ネット掲示板(BBSともいう)とは、あるテーマに関する意見をさまざまなユーザが投稿するものです。しくみとしては、ユーザが入力したメッセージを、決まったレイアウトで表示するようになっており、比較的シンプルな構造です(*5)。CGI草創期に最もヒットしたWebアプリケーションのひとつといえるのではないでしょうか。

ネット掲示板アプリケーションがヒットした要因として、Web裏技(1995年~)、KENT-WEB(1997年~)などにおいて、無料で公開されたアプリケーションの存在があったことは否定できません。

自分でプログラムが作れなくても、アプリケーション導入の仕方さえわかれば、ネット掲示板の設置が可能になるというのは、Webサイトの開設者にとって魅力があります。

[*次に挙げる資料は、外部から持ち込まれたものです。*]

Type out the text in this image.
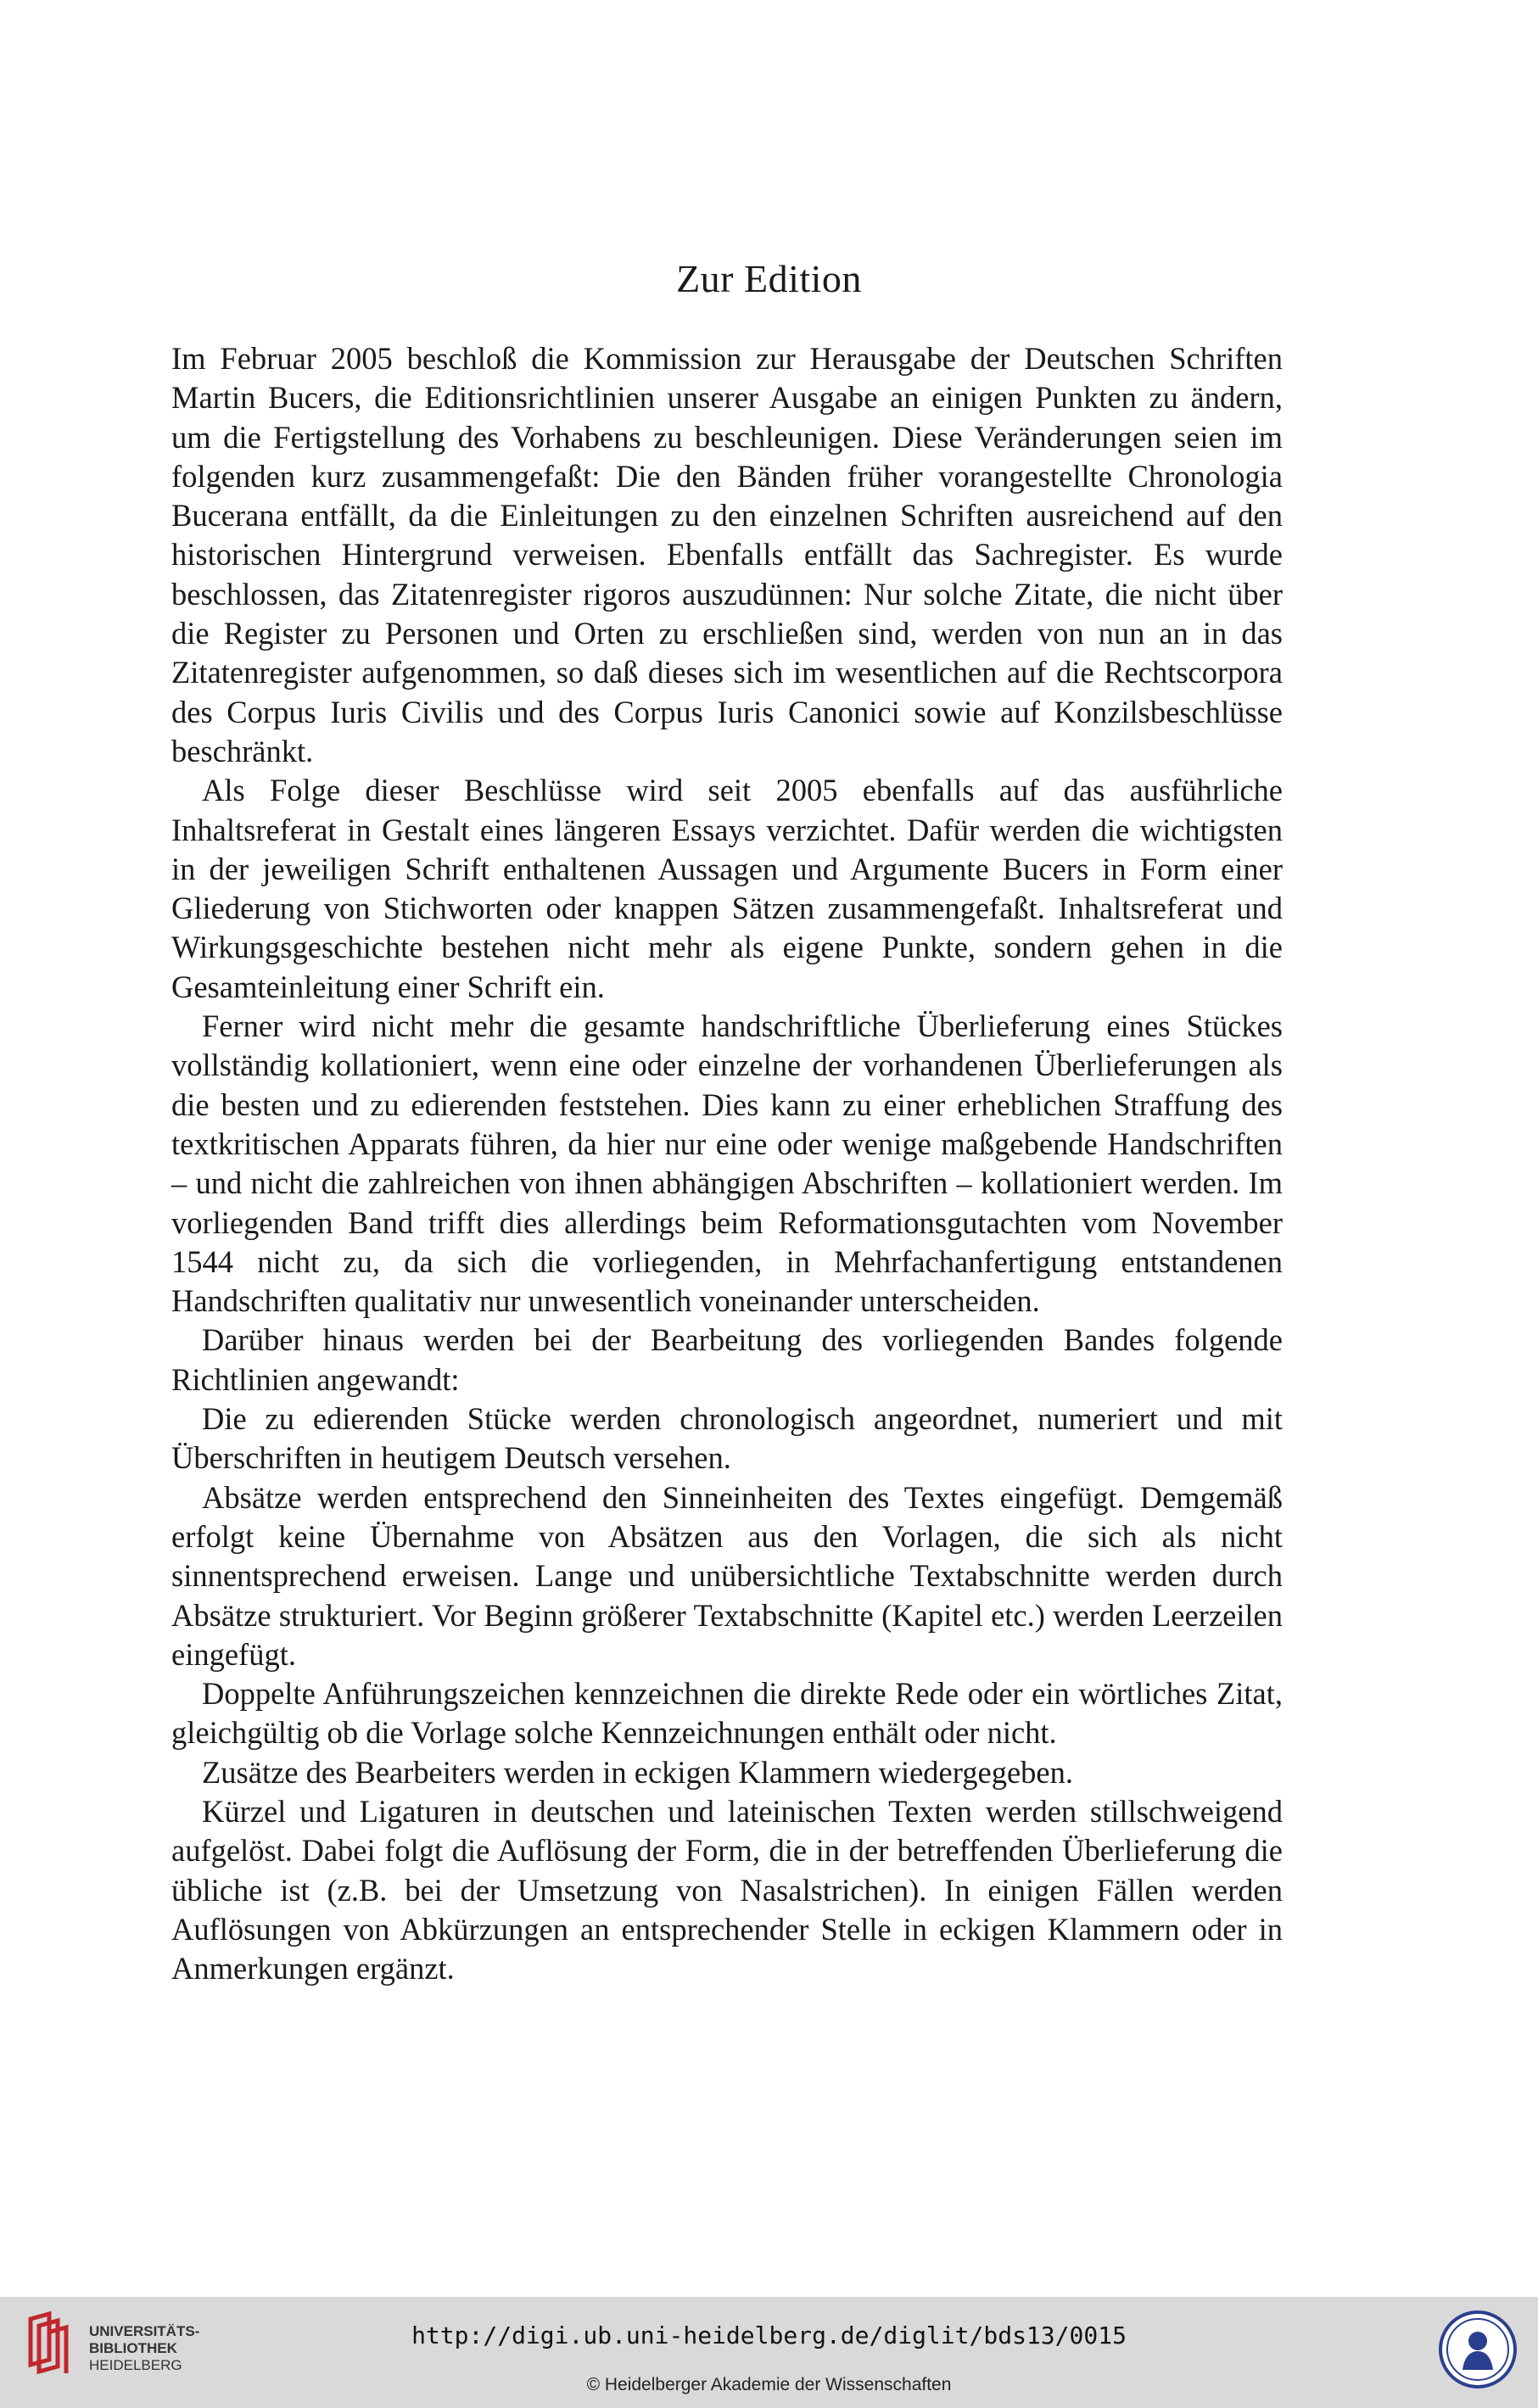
Zur Edition

Im Februar 2005 beschloß die Kommission zur Herausgabe der Deutschen Schriften Martin Bucers, die Editionsrichtlinien unserer Ausgabe an einigen Punkten zu ändern, um die Fertigstellung des Vorhabens zu beschleunigen. Diese Veränderungen seien im folgenden kurz zusammengefaßt: Die den Bänden früher vorangestellte Chronologia Bucerana entfällt, da die Einleitungen zu den einzelnen Schriften ausreichend auf den historischen Hintergrund verweisen. Ebenfalls entfällt das Sachregister. Es wurde beschlossen, das Zitatenregister rigoros auszudünnen: Nur solche Zitate, die nicht über die Register zu Personen und Orten zu erschließen sind, werden von nun an in das Zitatenregister aufgenommen, so daß dieses sich im wesentlichen auf die Rechtscorpora des Corpus Iuris Civilis und des Corpus Iuris Canonici sowie auf Konzilsbeschlüsse beschränkt.

Als Folge dieser Beschlüsse wird seit 2005 ebenfalls auf das ausführliche Inhaltsreferat in Gestalt eines längeren Essays verzichtet. Dafür werden die wichtigsten in der jeweiligen Schrift enthaltenen Aussagen und Argumente Bucers in Form einer Gliederung von Stichworten oder knappen Sätzen zusammengefaßt. Inhaltsreferat und Wirkungsgeschichte bestehen nicht mehr als eigene Punkte, sondern gehen in die Gesamteinleitung einer Schrift ein.

Ferner wird nicht mehr die gesamte handschriftliche Überlieferung eines Stückes vollständig kollationiert, wenn eine oder einzelne der vorhandenen Überlieferungen als die besten und zu edierenden feststehen. Dies kann zu einer erheblichen Straffung des textkritischen Apparats führen, da hier nur eine oder wenige maßgebende Handschriften – und nicht die zahlreichen von ihnen abhängigen Abschriften – kollationiert werden. Im vorliegenden Band trifft dies allerdings beim Reformationsgutachten vom November 1544 nicht zu, da sich die vorliegenden, in Mehrfachanfertigung entstandenen Handschriften qualitativ nur unwesentlich voneinander unterscheiden.

Darüber hinaus werden bei der Bearbeitung des vorliegenden Bandes folgende Richtlinien angewandt:

Die zu edierenden Stücke werden chronologisch angeordnet, numeriert und mit Überschriften in heutigem Deutsch versehen.

Absätze werden entsprechend den Sinneinheiten des Textes eingefügt. Demgemäß erfolgt keine Übernahme von Absätzen aus den Vorlagen, die sich als nicht sinnentsprechend erweisen. Lange und unübersichtliche Textabschnitte werden durch Absätze strukturiert. Vor Beginn größerer Textabschnitte (Kapitel etc.) werden Leerzeilen eingefügt.

Doppelte Anführungszeichen kennzeichnen die direkte Rede oder ein wörtliches Zitat, gleichgültig ob die Vorlage solche Kennzeichnungen enthält oder nicht.

Zusätze des Bearbeiters werden in eckigen Klammern wiedergegeben.

Kürzel und Ligaturen in deutschen und lateinischen Texten werden stillschweigend aufgelöst. Dabei folgt die Auflösung der Form, die in der betreffenden Überlieferung die übliche ist (z.B. bei der Umsetzung von Nasalstrichen). In einigen Fällen werden Auflösungen von Abkürzungen an entsprechender Stelle in eckigen Klammern oder in Anmerkungen ergänzt.

UNIVERSITÄTS-
BIBLIOTHEK
HEIDELBERG
http://digi.ub.uni-heidelberg.de/diglit/bds13/0015
© Heidelberger Akademie der Wissenschaften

現在は広く普及を遂げているオープンソースによるアプリケーションも、ある程度までは完成しているものをいち早く導入できるという点で似たような魅力があり、支持が広がっています。

単にそうした技術的な部分だけでなく、自分の意見を他人にも知ってほしい、あるいは他人の意見を知りたい、という欲求は、すでにこのころから少しずつネット上に顕在化していたともいえます。

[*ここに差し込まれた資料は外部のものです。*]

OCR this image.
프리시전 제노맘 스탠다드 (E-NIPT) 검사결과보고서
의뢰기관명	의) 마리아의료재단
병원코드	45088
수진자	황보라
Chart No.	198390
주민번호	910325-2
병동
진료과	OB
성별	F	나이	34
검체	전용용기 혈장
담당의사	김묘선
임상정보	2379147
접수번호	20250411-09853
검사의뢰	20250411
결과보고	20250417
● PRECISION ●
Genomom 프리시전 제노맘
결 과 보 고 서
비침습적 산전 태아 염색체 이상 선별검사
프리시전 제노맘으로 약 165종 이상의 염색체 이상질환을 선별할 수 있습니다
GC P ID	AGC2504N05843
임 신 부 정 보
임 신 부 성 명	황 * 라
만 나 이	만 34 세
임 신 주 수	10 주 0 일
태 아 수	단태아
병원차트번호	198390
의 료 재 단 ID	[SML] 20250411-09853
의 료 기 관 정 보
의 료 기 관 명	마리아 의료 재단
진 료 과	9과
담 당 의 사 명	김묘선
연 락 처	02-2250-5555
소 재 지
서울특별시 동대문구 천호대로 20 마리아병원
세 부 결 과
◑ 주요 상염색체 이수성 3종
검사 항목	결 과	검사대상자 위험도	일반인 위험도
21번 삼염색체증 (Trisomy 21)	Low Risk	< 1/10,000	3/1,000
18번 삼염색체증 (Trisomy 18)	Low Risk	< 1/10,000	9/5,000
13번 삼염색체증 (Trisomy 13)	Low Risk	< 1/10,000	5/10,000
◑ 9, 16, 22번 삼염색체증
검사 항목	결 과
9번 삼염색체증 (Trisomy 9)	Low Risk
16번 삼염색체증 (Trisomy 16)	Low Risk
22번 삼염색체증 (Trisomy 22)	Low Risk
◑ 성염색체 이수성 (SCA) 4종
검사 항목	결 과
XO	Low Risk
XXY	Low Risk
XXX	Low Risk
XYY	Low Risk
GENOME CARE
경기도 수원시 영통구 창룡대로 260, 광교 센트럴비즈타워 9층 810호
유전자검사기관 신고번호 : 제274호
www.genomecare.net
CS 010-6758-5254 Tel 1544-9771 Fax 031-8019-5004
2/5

ある人が投げかけたテーマに対して、別の人が何らかの意見を投稿することによって披露するという行為は、ネット掲示板が登場するまでは、雑誌やラジオ番組に投稿するハガキ職人(主に常連の読者および聴取者)が行うことであって、それほど多くの人が行うことではありませんでした。投稿の手段がFAXになったとしても、大きくは変化しませんでした。

ですが、ネット掲示板が開設されるようになってからは、より多くの人が「投稿」を日常的な行為とすることとなり、やがてブログや口コミサイトの登場によって、爆発的な広がりを見せることになります。ブログのエントリーや口コミ情報に対してコメントをつける機能は、ネット掲示板への投稿と、ベースとなるシステムはよく似ています。

*5 現在はセキュリティ対策などで、しくみはより複雑になっています。

これらのWebアプリケーションは、すでに登場して10年以上経つものが多くあります。技術やサービスにおいては季節単位、月単位ともいえるスピードで変化しているWebの世界ですが、Webアプリケーションの形態がこのころとそれほど大きく変わっていない現状は、人がWebに求めているものもそれほど大きくは変化していないことを表しているのではないか、と筆者は思うのですが、あなたはどのように思われますか?